Теперь же все это было без надобности. Я умылся, рассовал по карманам куртки деньги и документы, взял рюкзак, забросил на плечо сумку, запер комнату и отправился на вокзал. Пешком: ноша меня не тяготила, а прогулка по вечернему городу казалась неплохим способом с ним попрощаться. В кафе на углу я выпил двойной эспрессо и осушил бутылку боржоми. В ближайшем киоске купил пачку жевательной резинки, несколько бутылок минеральной воды и упаковку голландского баночного пива; в комиссионке на улице Маркса – несколько пачек запредельно дорогих импортных сигарет, всегда бывших предметом тайного моего вожделения.

Засим сборы в дорогу можно было считать окончательно завершенными. Я неторопливо зашагал к Вокзальной площади. По дороге мне не встретилось ни единой знакомой морды, но я уже устал удивляться по столь пустяковым поводам.

В здание вокзала я вошел за четверть часа до отправления поезда. Не слишком рано, не слишком поздно – в самый раз. Голова была пустой, а тело – легким, как сухой лист. Я уезжал. Возможно (и сладко, и боязно было ощущать на пересохших от волнения губах это слово) – навсегда.

Г

53. Гандхарвы

…своего рода фата-моргана, мираж.


– Молодой человек, не гневайтесь, что нарушаю ваше уединение, но мне подумалось: может быть, вы не прочь сыграть в нарды?

Вот уже два часа я наслаждался затворничеством. В купе ехал один, без попутчиков – круче, чем просто люкс! Более того, во всем вагоне нас было трое: я, тощий однобровый проводник с челюстью Щелкунчика и вот этот элегантный седой господин в полуспортивном костюме цвета выгоревшей солдатской гимнастерки – редкостной красоты вещь, к слову сказать. Мой попутчик занимал третье по счету купе, я – шестое, так что даже «соседями» мы являлись лишь очень условно. О таком вакууме я и мечтать не смел.

За минувшие два часа я успел открыть окно (считается, что это невозможно, но если очень захотеть, получается все), подставить голову свежему ветру, пережить восемнадцать мощных эстетических потрясений при виде пасущихся вдоль рельсов коров, выкурить две сигареты, выпить банку пива и окончательно обалдеть от излившейся на меня благодати.

Впрочем, предложение сыграть в нарды поступило весьма своевременно: я как раз пресытился созерцанием пасторальных сцен при участии крупного рогатого скота и с некоторым сожалением обнаружил, что не взял с собой книг. Совершенно нехарактерный для меня поступок: обычно я даже в пригородный автобус без книжки не сажусь, а тут – не то что бы даже поленился лишний груз тащить, а просто вылетело из головы, что хочешь, то и делай!

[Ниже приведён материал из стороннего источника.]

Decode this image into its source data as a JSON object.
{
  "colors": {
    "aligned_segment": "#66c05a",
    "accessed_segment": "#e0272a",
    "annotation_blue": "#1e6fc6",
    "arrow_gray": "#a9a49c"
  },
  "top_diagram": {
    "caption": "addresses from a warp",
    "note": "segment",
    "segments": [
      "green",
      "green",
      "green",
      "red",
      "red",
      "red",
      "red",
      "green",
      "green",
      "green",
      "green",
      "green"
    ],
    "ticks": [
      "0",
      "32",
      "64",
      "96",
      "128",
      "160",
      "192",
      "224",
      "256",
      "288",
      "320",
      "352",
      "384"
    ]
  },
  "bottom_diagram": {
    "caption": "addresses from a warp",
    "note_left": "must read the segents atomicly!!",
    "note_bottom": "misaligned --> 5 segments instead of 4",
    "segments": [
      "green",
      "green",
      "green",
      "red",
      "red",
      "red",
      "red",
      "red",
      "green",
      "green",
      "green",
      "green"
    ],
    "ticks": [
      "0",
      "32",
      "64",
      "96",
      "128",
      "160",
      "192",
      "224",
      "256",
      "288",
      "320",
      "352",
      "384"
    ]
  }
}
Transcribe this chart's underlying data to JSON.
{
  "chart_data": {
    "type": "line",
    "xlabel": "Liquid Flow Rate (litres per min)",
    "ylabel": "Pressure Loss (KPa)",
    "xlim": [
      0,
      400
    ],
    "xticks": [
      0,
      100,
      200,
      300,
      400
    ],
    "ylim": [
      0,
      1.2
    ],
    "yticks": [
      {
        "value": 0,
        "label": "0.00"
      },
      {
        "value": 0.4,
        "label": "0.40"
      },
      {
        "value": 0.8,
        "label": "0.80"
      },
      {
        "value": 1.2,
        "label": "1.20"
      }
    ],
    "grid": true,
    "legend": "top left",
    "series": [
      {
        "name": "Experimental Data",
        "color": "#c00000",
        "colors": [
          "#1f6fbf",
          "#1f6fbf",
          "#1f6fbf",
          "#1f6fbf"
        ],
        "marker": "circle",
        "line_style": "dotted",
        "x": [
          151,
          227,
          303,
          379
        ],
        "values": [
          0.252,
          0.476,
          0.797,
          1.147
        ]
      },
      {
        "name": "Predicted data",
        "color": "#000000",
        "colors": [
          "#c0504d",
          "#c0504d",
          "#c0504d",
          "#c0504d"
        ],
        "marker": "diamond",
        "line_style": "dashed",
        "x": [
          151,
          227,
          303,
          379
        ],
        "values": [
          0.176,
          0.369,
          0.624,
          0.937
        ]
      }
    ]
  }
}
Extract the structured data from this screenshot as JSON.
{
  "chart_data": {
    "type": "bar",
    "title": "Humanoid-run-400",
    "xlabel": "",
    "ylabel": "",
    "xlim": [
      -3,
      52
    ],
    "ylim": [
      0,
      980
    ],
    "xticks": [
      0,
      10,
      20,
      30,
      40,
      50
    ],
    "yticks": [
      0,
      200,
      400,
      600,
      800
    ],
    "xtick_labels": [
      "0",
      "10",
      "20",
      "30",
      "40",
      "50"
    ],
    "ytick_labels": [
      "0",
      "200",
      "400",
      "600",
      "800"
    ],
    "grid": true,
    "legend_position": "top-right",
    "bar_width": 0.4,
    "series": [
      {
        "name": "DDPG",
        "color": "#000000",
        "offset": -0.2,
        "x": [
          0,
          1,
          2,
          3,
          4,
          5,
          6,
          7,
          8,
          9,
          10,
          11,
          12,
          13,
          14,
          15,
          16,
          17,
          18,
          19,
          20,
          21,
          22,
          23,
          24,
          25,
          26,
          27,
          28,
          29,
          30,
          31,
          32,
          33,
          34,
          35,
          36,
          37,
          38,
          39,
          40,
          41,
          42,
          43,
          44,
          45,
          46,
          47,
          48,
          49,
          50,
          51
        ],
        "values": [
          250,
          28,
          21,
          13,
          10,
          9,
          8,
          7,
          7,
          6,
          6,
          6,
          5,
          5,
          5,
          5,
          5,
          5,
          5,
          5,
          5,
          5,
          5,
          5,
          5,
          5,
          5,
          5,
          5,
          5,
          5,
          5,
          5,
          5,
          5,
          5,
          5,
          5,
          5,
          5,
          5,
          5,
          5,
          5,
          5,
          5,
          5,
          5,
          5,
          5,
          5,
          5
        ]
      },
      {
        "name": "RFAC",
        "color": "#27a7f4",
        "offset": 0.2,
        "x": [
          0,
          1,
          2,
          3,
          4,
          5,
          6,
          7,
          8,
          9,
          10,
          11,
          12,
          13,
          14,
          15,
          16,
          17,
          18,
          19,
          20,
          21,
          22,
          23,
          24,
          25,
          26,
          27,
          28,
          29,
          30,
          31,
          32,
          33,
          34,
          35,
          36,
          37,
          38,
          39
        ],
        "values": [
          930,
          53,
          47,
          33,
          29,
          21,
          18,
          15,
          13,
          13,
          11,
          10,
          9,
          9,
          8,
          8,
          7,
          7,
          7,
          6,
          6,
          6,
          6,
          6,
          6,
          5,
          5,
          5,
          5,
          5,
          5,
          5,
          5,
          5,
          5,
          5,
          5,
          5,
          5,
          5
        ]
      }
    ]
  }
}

И вдруг, как нельзя более кстати, возник этот русобородый Мефистофель с приторными профессорскими повадками. Был бы не столь элегантен, вышел бы комический персонаж. Но костюм, более приличествующий буржую на сафари, чем пассажиру вялотрясущегося по просторам Совдепии поезда, но тонкий профиль, но сияющие льдинки светлых глаз, да еще и запах наидражайшей из кёльнских вод – какой уж там «комический»… И как же славно, что он именно в нарды захотел сыграть! Предложил бы партию в шахматы, пришлось бы мне мычать нечто невразумительное, признаваться в постыдной своей неспособности улаживать неприятности ферзей да королей; но, хвала Аллаху, обошлось без позорища.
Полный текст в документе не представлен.